民医連新聞

2012年10月1日

フォーカス 私たちの実践 透析室で防災対策 北海道・釧路協立病院 被災地支援の教訓活かし透析患者と共に避難訓練実施

 北海道・釧路協立病院透析室の松田佑介さん(臨床工学技士)は、東日本大震災で被災した宮城・坂総合病院への支援活動を機に、自院の防災対策強化の必要性を痛感。病院に戻ってから、透析室スタッフや患者さんとともに、防災対策にとりくんでいます。松田さんに聞きました。
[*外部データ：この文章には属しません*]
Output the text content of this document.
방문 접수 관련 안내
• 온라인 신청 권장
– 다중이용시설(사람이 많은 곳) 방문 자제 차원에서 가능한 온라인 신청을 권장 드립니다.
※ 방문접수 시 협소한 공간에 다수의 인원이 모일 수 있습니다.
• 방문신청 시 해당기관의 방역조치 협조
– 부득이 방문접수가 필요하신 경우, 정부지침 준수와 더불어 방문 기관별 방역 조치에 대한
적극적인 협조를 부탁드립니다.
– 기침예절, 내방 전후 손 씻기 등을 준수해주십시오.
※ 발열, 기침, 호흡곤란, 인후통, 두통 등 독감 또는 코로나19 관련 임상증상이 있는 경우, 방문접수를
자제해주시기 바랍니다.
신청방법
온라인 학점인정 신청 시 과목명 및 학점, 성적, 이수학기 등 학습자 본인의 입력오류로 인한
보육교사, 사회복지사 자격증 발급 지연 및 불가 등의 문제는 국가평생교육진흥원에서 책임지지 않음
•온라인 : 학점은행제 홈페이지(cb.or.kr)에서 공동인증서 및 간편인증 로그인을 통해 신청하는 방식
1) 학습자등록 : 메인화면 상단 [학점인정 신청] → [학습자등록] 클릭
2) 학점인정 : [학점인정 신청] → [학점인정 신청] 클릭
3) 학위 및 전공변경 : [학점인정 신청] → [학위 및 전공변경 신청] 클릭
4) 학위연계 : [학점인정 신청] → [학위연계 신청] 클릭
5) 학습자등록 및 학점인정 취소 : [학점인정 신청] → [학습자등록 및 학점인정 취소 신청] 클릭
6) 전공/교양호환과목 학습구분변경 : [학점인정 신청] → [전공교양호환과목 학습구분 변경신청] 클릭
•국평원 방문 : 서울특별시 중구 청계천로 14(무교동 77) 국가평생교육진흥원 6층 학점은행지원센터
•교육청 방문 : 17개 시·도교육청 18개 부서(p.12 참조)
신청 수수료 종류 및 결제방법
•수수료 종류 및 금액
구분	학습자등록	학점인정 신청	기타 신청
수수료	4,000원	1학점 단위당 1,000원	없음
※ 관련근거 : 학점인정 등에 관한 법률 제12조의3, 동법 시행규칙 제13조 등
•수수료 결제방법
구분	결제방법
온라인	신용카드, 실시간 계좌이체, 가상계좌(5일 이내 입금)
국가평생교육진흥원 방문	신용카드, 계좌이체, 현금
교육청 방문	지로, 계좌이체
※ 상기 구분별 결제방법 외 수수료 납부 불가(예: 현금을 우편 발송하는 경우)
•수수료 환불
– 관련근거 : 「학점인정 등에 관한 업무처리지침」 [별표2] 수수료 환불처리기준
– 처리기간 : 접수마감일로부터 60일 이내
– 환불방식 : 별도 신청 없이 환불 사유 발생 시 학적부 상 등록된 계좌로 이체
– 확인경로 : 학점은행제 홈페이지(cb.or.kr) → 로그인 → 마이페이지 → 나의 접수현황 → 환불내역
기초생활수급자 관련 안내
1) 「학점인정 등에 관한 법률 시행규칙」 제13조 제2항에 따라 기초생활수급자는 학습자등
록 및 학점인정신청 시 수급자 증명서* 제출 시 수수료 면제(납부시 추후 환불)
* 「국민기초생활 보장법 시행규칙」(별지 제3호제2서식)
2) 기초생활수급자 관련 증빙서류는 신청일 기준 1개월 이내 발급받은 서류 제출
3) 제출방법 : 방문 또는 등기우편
 震災二週間後から約一〇日間ほど坂総合病院に支援活動に入りました。「病院のすぐ近くまで 津波がきた」と聞き、坂病院と海抜が同じくらいで近くに川もある当院でも「地震や津波に対して本気で対策を講じないと」と感じました。坂病院では地下水を 利用していましたが、当院では水道が止まればアウト。透析室でも水は欠かせません。透析室での防災意識の向上、防災対策の強化にとりくもうと決意して支援 から戻りました。

自己離脱の可否を把握

 第一に緊急避難マニュアル作成に着手し、職場で議論を重ね、患者さんも参加する訓練を初めて実施。坂病院でも、震災前から災害時の訓練を繰り返していたことが役立ったと聞いたためです。
 当院が透析管理をしている方は約五〇人。昼間は一八床のベッドが常時埋まっている状況です。夜間透析も行っており、一三人が利用しています。大災害が起 きた時にスタッフだけでは安全を確保できません。そこで、患者さん自身が血流の回路を遮断・切断して離脱し、避難場所へ逃げられるよう、患者さんとともに 行う避難訓練を計画。約半数の患者さんと全スタッフが参加しました。
 訓練の冒頭では、被災地支援について報告し、現地の被災状況も伝えました。災害発生時、透析スタッフの対応が間に合わないことを想定し、訓練が必要なことを説明しました。
 患者さんたちと離脱訓練をしてみると、シャントを利き手に造設していて、もう一方の手で回路の切断は難しいという方もいました。また、患者さんは六〇代 後半以上の高齢者が多く、鉗子で回路を挟んで遮断する力がない方や、繰り返し説明して練習してみてもなかなか手順を覚えられない方もいました。
 各自、訓練を三回行い、最終的には、参加者の約八割が自力で離脱できるようになりました。現在は、すべてのベッドに緊急離脱セットを備え付けています。
 患者さんからは、「実際にはパニックになるだろうが、訓練をしたのは安心につながる。参加して良かった」「思った以上に難しかった」などの感想が寄せら れました。スタッフにとっても、どの患者さんが自力で離脱できるか、どの患者さんにどんな困難があり、どんな支援が必要か、などを把握できたのは、大きな 成果です。今後、患者さんごとの離脱の可否や援助の内容などを一覧表にし、共有できるようにする予定です。

医療材料の見直しと備え

 第二にとりくんだのは、今回の震災でも不足した薬や医療材料についての対応です。
 当院の透析室でも、震災後、透析液を生産していた茨城工場の被災で、透析液の供給がなくなりました。当時、唯一供給可能だった粉末の薬剤で透析液を自作 することにしました。しかし薬品の溶解装置もなく、ホームセンターで材料を買い、手作りの装置で急場をしのぎました。
 透析液がなければ透析治療は維持できず、患者さんの命にかかわります。透析液薬剤の複数種類の確保を検討し、震災時にも供給が安定していた粉末薬剤に、 日常診療も含めてすべて切り替え。透析の機械に水を送る配管も、大きな揺れでも断裂しにくい素材のものに買い換えました。
 災害で当院の透析室が機能しなくなった場合、高台にある透析クリニックで受け入れてもらうことになっているのですが、その取り決めを交わしてからかなり 時間が経過しており、患者さんの移動方法や受け入れ態勢の再確認なども課題です。
 震災に強く、患者さんが安心して治療に専念できる透析室づくりを、さらにすすめていきたいと思います。